A sturdy, zip-top closure is ideal, as well as a bag with a strop so that you can link it around your wrist or attach it to a stroller.
Using disposable and biodegradable diaper liners is environmentally friendly and can prolong the life of your cloth diaper.
Diaper liners help prevent your cloth diapers from stubborn stains and save on clean-up since you can toss them and poop away like you would a traditional diaper.
However, unlike diapers, biodegradable liners don’t clutter up landfills or leak chemicals and plastics into the water and soil.
What is the best way to wash cloth diapers?
Cold rinse, hot wash with cloth diaper-safe detergent, second hot rinse (possibly a third), and air dry outside in the sunshine if possible.
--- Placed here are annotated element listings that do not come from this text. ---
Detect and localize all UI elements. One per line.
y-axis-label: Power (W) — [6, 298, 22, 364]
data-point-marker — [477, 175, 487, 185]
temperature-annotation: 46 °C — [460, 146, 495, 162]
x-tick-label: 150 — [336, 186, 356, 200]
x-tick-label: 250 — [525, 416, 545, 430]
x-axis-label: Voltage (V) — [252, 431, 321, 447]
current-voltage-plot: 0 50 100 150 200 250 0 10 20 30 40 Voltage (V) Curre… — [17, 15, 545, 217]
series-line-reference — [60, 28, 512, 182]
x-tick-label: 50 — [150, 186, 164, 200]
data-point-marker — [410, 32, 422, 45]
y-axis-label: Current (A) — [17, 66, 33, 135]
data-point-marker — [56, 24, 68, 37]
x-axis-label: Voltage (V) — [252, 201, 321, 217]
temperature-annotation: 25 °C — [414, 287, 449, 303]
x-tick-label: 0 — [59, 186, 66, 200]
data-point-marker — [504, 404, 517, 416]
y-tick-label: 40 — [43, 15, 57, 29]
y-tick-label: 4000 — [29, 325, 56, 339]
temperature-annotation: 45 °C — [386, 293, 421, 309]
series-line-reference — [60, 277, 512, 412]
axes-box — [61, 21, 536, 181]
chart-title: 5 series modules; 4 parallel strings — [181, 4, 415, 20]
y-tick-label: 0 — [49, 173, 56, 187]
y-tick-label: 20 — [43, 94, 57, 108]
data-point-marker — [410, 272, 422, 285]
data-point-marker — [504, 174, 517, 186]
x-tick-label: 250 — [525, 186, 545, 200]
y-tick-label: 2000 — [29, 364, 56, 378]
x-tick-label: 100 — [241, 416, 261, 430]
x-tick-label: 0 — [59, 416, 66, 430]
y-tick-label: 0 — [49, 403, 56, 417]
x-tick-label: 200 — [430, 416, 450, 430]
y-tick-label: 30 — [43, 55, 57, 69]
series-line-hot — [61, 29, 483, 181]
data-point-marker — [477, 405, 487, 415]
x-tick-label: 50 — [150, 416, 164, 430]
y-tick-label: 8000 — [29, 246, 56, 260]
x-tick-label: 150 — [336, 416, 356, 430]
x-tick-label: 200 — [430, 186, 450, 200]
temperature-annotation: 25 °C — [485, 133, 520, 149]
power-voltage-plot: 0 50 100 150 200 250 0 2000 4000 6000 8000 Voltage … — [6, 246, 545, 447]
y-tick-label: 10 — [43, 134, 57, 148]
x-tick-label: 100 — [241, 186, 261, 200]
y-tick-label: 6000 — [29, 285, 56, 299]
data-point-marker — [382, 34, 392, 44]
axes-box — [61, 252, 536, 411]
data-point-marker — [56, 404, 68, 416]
Do you really save money using cloth diapers?
Yes! The average baby uses 2,200 diapers in their first year, costing roughly $770 annually before factoring in disposable can liners, another $300—three years of disposables equal about $3,200. Cloth diapers, even the most costly, have a lifetime cost of under $800.
Do cloth diapers ruin your washing machine?
No, they won’t; the key is to use a detergent that’s safe for your machine style and not overload your washer, which can offset the washer-barrel.
Can you dry cloth diapers in the dryer?
Check with the manufacturer. Some brands may say it is ok to dry them on low or medium heat, but air drying is always the best choice when an option.
How do you get the poop out of cloth diapers?
Use a spray attachment connected to your toilet, disposable diaper liners, or a scraping device. You can also swipe soiled diapers in the toilet to loosen any poop.
What do you soak cloth diapers in?
If soaking diapers using the wet pail method, use cold water to soak your baby’s diapers. You can add some baking soda to the water as some believe it cut down on the stains and odor.
Are cloth diaper services sanitary?
Using a cloth diaper cleaning service is a sanitary option because they must follow health and cleaning regulations. They will also sanitize your diapers, so a cloth diaper service is an excellent choice if you have the extra cash.
Where do you put dirty cloth diapers?
Dirty cloth diapers should be placed in a laundry or diaper pail specific to cloth diaper use. You can use washable liners for at-home use and waterproof plastic bags when you are on the go.